Gas shipping company

Golar LNG owns and operates marine LNG infrastructure. The company has developed floating LNG liquefaction terminal (FLNG) and Floating Storage and Regasification Unit (FSRU) projects based on the conversion of existing LNG carriers. Front End Engineering and Design (FEED) studies have now been completed for a larger newbuild FLNG solution. Golar is also collaborating with another industry leader to investigate solutions for the floating production of blue and green ammonia as well as carbon reduction in LNG production.

==History==
The company was founded in 1946 as Gotaas-Larsen Shipping Company.
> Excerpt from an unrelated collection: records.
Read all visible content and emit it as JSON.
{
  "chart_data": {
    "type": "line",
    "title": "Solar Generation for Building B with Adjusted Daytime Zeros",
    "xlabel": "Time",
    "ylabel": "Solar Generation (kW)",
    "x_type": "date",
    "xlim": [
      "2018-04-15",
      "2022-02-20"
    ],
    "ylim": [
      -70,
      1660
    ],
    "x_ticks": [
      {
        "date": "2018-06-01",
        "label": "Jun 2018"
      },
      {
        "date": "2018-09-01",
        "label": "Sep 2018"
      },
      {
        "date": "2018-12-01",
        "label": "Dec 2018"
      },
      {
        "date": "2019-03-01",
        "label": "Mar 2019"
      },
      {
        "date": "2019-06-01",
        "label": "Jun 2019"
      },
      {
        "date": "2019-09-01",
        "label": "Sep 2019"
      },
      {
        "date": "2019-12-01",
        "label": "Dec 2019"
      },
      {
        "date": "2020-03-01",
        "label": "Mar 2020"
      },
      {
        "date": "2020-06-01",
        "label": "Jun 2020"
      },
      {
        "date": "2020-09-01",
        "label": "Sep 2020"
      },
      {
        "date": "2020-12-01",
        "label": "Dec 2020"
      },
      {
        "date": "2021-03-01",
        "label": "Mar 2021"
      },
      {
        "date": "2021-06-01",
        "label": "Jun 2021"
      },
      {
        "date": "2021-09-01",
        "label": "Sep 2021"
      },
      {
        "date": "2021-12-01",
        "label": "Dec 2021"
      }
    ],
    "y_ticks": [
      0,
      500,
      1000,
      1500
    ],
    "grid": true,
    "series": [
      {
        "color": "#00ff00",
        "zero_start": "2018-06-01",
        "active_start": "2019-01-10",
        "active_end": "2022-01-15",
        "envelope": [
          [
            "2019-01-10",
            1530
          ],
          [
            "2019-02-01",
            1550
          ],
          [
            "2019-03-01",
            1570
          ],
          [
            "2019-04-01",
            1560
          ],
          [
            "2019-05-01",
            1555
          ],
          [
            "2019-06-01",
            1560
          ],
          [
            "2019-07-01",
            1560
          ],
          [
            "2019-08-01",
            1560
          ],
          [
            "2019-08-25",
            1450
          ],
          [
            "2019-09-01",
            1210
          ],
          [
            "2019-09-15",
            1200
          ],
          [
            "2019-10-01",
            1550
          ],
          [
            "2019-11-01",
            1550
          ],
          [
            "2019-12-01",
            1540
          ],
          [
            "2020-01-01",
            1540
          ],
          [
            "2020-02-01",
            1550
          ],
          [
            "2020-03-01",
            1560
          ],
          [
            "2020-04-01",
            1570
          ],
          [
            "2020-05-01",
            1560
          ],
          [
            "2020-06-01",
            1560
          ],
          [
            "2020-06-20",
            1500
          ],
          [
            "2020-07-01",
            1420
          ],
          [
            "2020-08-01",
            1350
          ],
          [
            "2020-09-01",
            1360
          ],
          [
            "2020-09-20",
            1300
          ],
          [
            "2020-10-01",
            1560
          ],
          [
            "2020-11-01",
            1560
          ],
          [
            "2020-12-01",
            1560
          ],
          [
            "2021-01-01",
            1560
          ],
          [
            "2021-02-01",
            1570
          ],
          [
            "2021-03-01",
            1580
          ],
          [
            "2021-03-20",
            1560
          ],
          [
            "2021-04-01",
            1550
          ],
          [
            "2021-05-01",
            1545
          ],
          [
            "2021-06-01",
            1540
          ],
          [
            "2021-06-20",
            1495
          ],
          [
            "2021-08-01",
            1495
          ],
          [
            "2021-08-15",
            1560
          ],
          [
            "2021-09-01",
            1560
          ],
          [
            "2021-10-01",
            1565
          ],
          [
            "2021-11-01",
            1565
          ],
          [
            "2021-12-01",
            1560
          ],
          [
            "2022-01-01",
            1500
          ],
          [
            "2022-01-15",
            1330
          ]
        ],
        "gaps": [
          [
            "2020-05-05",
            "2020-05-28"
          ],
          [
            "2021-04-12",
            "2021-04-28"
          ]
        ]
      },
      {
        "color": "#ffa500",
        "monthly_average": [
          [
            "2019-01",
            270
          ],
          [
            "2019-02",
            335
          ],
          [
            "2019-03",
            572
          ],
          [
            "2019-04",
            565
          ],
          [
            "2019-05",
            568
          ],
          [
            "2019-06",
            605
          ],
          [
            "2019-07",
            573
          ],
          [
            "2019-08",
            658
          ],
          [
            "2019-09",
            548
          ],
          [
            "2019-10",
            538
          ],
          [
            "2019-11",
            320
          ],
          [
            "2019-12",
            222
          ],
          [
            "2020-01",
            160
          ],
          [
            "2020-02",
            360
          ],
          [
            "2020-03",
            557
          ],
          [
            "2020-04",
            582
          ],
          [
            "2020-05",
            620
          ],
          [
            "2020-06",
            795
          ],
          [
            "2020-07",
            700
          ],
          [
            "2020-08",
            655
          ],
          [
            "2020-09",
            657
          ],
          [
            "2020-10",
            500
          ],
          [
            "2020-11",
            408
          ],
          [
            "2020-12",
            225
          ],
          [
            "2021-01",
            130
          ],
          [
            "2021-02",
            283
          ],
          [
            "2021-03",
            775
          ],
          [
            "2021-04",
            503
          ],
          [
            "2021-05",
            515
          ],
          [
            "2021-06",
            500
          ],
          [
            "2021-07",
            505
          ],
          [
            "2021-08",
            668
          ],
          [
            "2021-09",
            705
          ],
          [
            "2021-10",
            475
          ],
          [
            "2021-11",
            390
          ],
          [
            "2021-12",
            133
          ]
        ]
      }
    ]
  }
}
In 1970 the company entered the LNG segment.

In 1973, the Gotaas-Larsen oil tanker exploded and sank off the Canary Islands. With gross register tonnage of 98,894 and deadweight tonnage of 216,326 LT, it was at the time the largest ship ever lost at sea.

The Singapore-based Osprey Maritime bought the company in 1997. In 2000 the John Fredriksen-controlled World Shipholding started a take-over of Osprey, completed in 2001 when the LNG segments of Osprey were transferred to Golar LNG. It was listed on the Oslo Stock Exchange in 2001 and NASDAQ in 2002, 30 August 2012 it was delisted from Oslo Stock Exchange.
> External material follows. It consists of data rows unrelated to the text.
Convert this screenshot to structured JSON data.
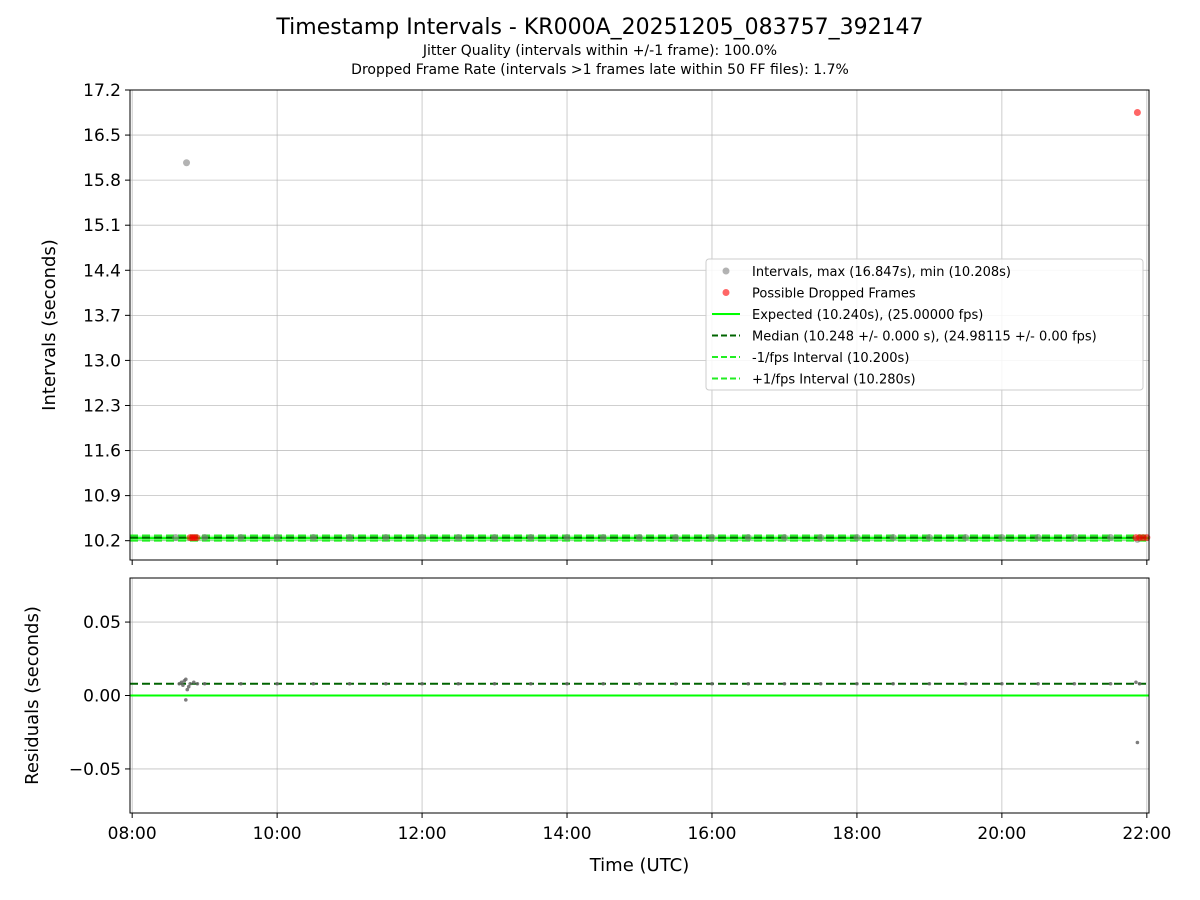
{
  "figure": {
    "title": "Timestamp Intervals - KR000A_20251205_083757_392147",
    "subtitle1": "Jitter Quality (intervals within +/-1 frame): 100.0%",
    "subtitle2": "Dropped Frame Rate (intervals >1 frames late within 50 FF files): 1.7%"
  },
  "chart_data": [
    {
      "type": "scatter",
      "panel": "top",
      "ylabel": "Intervals (seconds)",
      "xlabel": "",
      "x_unit": "hours UTC",
      "xlim": [
        7.97,
        22.03
      ],
      "ylim": [
        9.9,
        17.2
      ],
      "yticks": [
        10.2,
        10.9,
        11.6,
        12.3,
        13.0,
        13.7,
        14.4,
        15.1,
        15.8,
        16.5,
        17.2
      ],
      "ytick_labels": [
        "10.2",
        "10.9",
        "11.6",
        "12.3",
        "13.0",
        "13.7",
        "14.4",
        "15.1",
        "15.8",
        "16.5",
        "17.2"
      ],
      "grid": true,
      "legend_position": "right",
      "legend": [
        {
          "label": "Intervals, max (16.847s), min (10.208s)",
          "marker": "dot",
          "color": "#808080"
        },
        {
          "label": "Possible Dropped Frames",
          "marker": "dot",
          "color": "#ff0000"
        },
        {
          "label": "Expected (10.240s), (25.00000 fps)",
          "marker": "solid",
          "color": "#00ff00"
        },
        {
          "label": "Median (10.248 +/- 0.000 s), (24.98115 +/- 0.00 fps)",
          "marker": "dashed",
          "color": "#006400"
        },
        {
          "label": "-1/fps Interval (10.200s)",
          "marker": "dashed",
          "color": "#22ee22"
        },
        {
          "label": "+1/fps Interval (10.280s)",
          "marker": "dashed",
          "color": "#22ee22"
        }
      ],
      "lines": [
        {
          "name": "Expected",
          "y": 10.24,
          "style": "solid",
          "color": "#00ff00"
        },
        {
          "name": "Median",
          "y": 10.248,
          "style": "dashed",
          "color": "#006400"
        },
        {
          "name": "-1/fps Interval",
          "y": 10.2,
          "style": "dashed",
          "color": "#22ee22"
        },
        {
          "name": "+1/fps Interval",
          "y": 10.28,
          "style": "dashed",
          "color": "#22ee22"
        }
      ],
      "series": [
        {
          "name": "Intervals",
          "color": "#808080",
          "points": [
            {
              "x": 8.75,
              "y": 16.07
            },
            {
              "x": 21.87,
              "y": 10.22
            },
            {
              "x": 8.6,
              "y": 10.25
            },
            {
              "x": 9.0,
              "y": 10.25
            },
            {
              "x": 9.5,
              "y": 10.25
            },
            {
              "x": 10.0,
              "y": 10.25
            },
            {
              "x": 10.5,
              "y": 10.25
            },
            {
              "x": 11.0,
              "y": 10.25
            },
            {
              "x": 11.5,
              "y": 10.25
            },
            {
              "x": 12.0,
              "y": 10.25
            },
            {
              "x": 12.5,
              "y": 10.25
            },
            {
              "x": 13.0,
              "y": 10.25
            },
            {
              "x": 13.5,
              "y": 10.25
            },
            {
              "x": 14.0,
              "y": 10.25
            },
            {
              "x": 14.5,
              "y": 10.25
            },
            {
              "x": 15.0,
              "y": 10.25
            },
            {
              "x": 15.5,
              "y": 10.25
            },
            {
              "x": 16.0,
              "y": 10.25
            },
            {
              "x": 16.5,
              "y": 10.25
            },
            {
              "x": 17.0,
              "y": 10.25
            },
            {
              "x": 17.5,
              "y": 10.25
            },
            {
              "x": 18.0,
              "y": 10.25
            },
            {
              "x": 18.5,
              "y": 10.25
            },
            {
              "x": 19.0,
              "y": 10.25
            },
            {
              "x": 19.5,
              "y": 10.25
            },
            {
              "x": 20.0,
              "y": 10.25
            },
            {
              "x": 20.5,
              "y": 10.25
            },
            {
              "x": 21.0,
              "y": 10.25
            },
            {
              "x": 21.5,
              "y": 10.25
            }
          ]
        },
        {
          "name": "Possible Dropped Frames",
          "color": "#ff0000",
          "points": [
            {
              "x": 8.8,
              "y": 10.248
            },
            {
              "x": 8.83,
              "y": 10.248
            },
            {
              "x": 8.86,
              "y": 10.248
            },
            {
              "x": 8.89,
              "y": 10.248
            },
            {
              "x": 21.87,
              "y": 16.85
            },
            {
              "x": 21.85,
              "y": 10.248
            },
            {
              "x": 21.9,
              "y": 10.248
            },
            {
              "x": 21.95,
              "y": 10.248
            },
            {
              "x": 22.0,
              "y": 10.248
            }
          ]
        }
      ]
    },
    {
      "type": "scatter",
      "panel": "bottom",
      "ylabel": "Residuals (seconds)",
      "xlabel": "Time (UTC)",
      "x_unit": "hours UTC",
      "xlim": [
        7.97,
        22.03
      ],
      "ylim": [
        -0.08,
        0.08
      ],
      "yticks": [
        0.05,
        0.0,
        -0.05
      ],
      "ytick_labels": [
        "0.05",
        "0.00",
        "−0.05"
      ],
      "xticks": [
        8,
        10,
        12,
        14,
        16,
        18,
        20,
        22
      ],
      "xtick_labels": [
        "08:00",
        "10:00",
        "12:00",
        "14:00",
        "16:00",
        "18:00",
        "20:00",
        "22:00"
      ],
      "grid": true,
      "lines": [
        {
          "name": "Zero",
          "y": 0.0,
          "style": "solid",
          "color": "#00ff00"
        },
        {
          "name": "Median residual",
          "y": 0.008,
          "style": "dashed",
          "color": "#006400"
        }
      ],
      "series": [
        {
          "name": "Residuals",
          "color": "#666666",
          "points": [
            {
              "x": 8.65,
              "y": 0.008
            },
            {
              "x": 8.68,
              "y": 0.009
            },
            {
              "x": 8.7,
              "y": 0.007
            },
            {
              "x": 8.72,
              "y": 0.01
            },
            {
              "x": 8.74,
              "y": 0.011
            },
            {
              "x": 8.74,
              "y": -0.003
            },
            {
              "x": 8.76,
              "y": 0.004
            },
            {
              "x": 8.78,
              "y": 0.006
            },
            {
              "x": 8.8,
              "y": 0.008
            },
            {
              "x": 8.85,
              "y": 0.009
            },
            {
              "x": 8.9,
              "y": 0.008
            },
            {
              "x": 9.0,
              "y": 0.008
            },
            {
              "x": 9.5,
              "y": 0.008
            },
            {
              "x": 10.0,
              "y": 0.008
            },
            {
              "x": 10.5,
              "y": 0.008
            },
            {
              "x": 11.0,
              "y": 0.008
            },
            {
              "x": 11.5,
              "y": 0.008
            },
            {
              "x": 12.0,
              "y": 0.008
            },
            {
              "x": 12.5,
              "y": 0.008
            },
            {
              "x": 13.0,
              "y": 0.008
            },
            {
              "x": 13.5,
              "y": 0.008
            },
            {
              "x": 14.0,
              "y": 0.008
            },
            {
              "x": 14.5,
              "y": 0.008
            },
            {
              "x": 15.0,
              "y": 0.008
            },
            {
              "x": 15.5,
              "y": 0.008
            },
            {
              "x": 16.0,
              "y": 0.008
            },
            {
              "x": 16.5,
              "y": 0.008
            },
            {
              "x": 17.0,
              "y": 0.008
            },
            {
              "x": 17.5,
              "y": 0.008
            },
            {
              "x": 18.0,
              "y": 0.008
            },
            {
              "x": 18.5,
              "y": 0.008
            },
            {
              "x": 19.0,
              "y": 0.008
            },
            {
              "x": 19.5,
              "y": 0.008
            },
            {
              "x": 20.0,
              "y": 0.008
            },
            {
              "x": 20.5,
              "y": 0.008
            },
            {
              "x": 21.0,
              "y": 0.008
            },
            {
              "x": 21.5,
              "y": 0.008
            },
            {
              "x": 21.85,
              "y": 0.009
            },
            {
              "x": 21.87,
              "y": -0.032
            },
            {
              "x": 21.9,
              "y": 0.008
            }
          ]
        }
      ]
    }
  ]
}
In June 2015, Golar LNG announced a joint venture with Stolt-Nielsen to pursue production and distribution opportunities. The latter also made a strategic investment in the former, acquiring a 2.3 percent stake.

Golar LNG Partners LP still operated the world's first regasification vessel Golar Spirit converted from an LNG carrier as of 2009. The ship was later sold to New Fortress Energy.